De gemeente heeft aangegeven de haalbaarheid te willen onderzoeken deze wijzigingsbevoegdheid en de schuur aan te merken als 'cultuurhistorisch waardevol bijgebouw'. Op moment dat de schuur is aangemerkt als cultuurhistorisch waardevol bijgebouw bestaat er volgens het geldende bestemmingsplan ‘Landelijk gebied Woerden, Kamerik, Zegveld' conform artikel 35.4 de mogelijkheid om een wooneenheid toe te staan in een cultuurhistorisch waardevol bijgebouw. Ook daarvan heeft de gemeente aangegeven de haalbaarheid te willen onderzoeken.

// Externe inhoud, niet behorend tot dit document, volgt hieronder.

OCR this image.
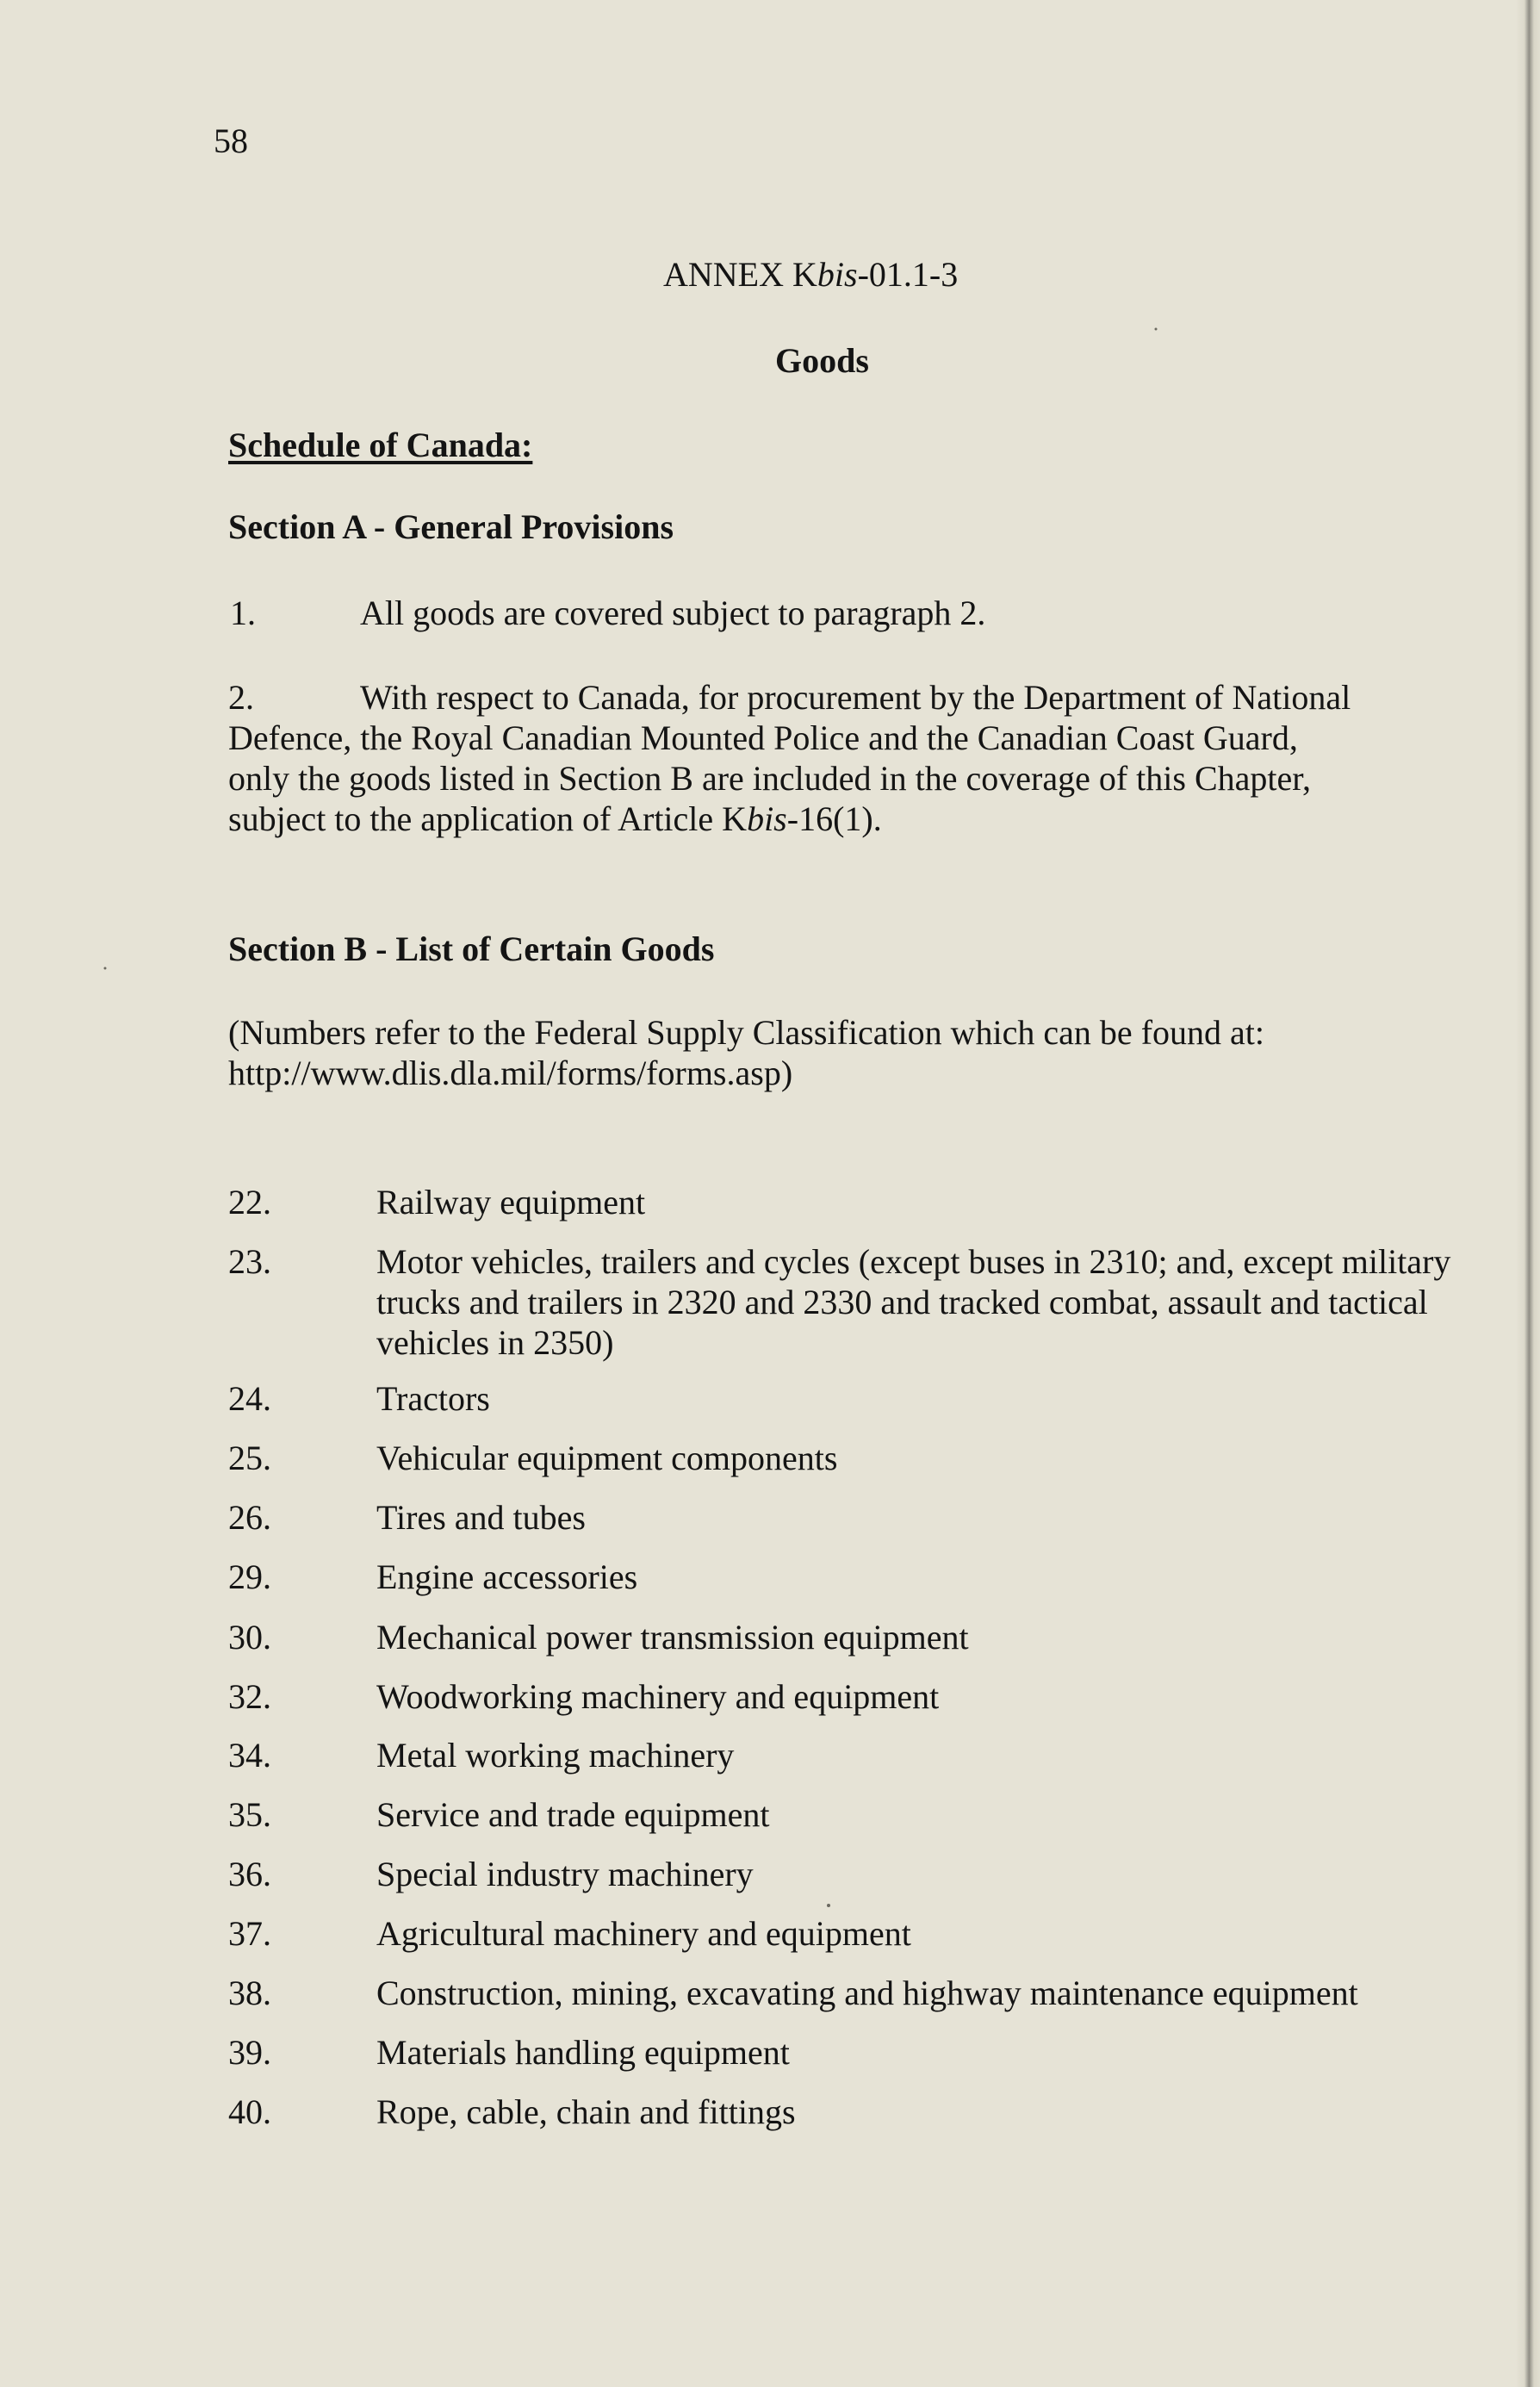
58
ANNEX Kbis-01.1-3
Goods
Schedule of Canada:
Section A - General Provisions
1.	All goods are covered subject to paragraph 2.
2.	With respect to Canada, for procurement by the Department of National
Defence, the Royal Canadian Mounted Police and the Canadian Coast Guard,
only the goods listed in Section B are included in the coverage of this Chapter,
subject to the application of Article Kbis-16(1).
Section B - List of Certain Goods
(Numbers refer to the Federal Supply Classification which can be found at:
http://www.dlis.dla.mil/forms/forms.asp)
22.	Railway equipment
23.	Motor vehicles, trailers and cycles (except buses in 2310; and, except military
trucks and trailers in 2320 and 2330 and tracked combat, assault and tactical
vehicles in 2350)
24.	Tractors
25.	Vehicular equipment components
26.	Tires and tubes
29.	Engine accessories
30.	Mechanical power transmission equipment
32.	Woodworking machinery and equipment
34.	Metal working machinery
35.	Service and trade equipment
36.	Special industry machinery
37.	Agricultural machinery and equipment
38.	Construction, mining, excavating and highway maintenance equipment
39.	Materials handling equipment
40.	Rope, cable, chain and fittings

Vandaar dat er een wijzigingsplan opgesteld dient te worden om de aanduiding 'cultuurhistorisch waardevol bijgebouw' aan de schuur toe te kennen.
1.2 Plangebied
Het plangebied bevindt zich op de locatie Geestdorp 27 te Woerden. Het buurtschap Geestdorp is gelegen ten noordoosten van de plaatst Woerden. Het plangebied grenst in het noorden aan de straat Geestdorp en in het zuiden aan de Oude Rijn. In het westen is het perceel Geestdorp 26 gelegen en in het oosten bevindt zich grasland en begroeiing tot aan de N198. Op de volgende afbeelding is het plangebied globaal weergegeven.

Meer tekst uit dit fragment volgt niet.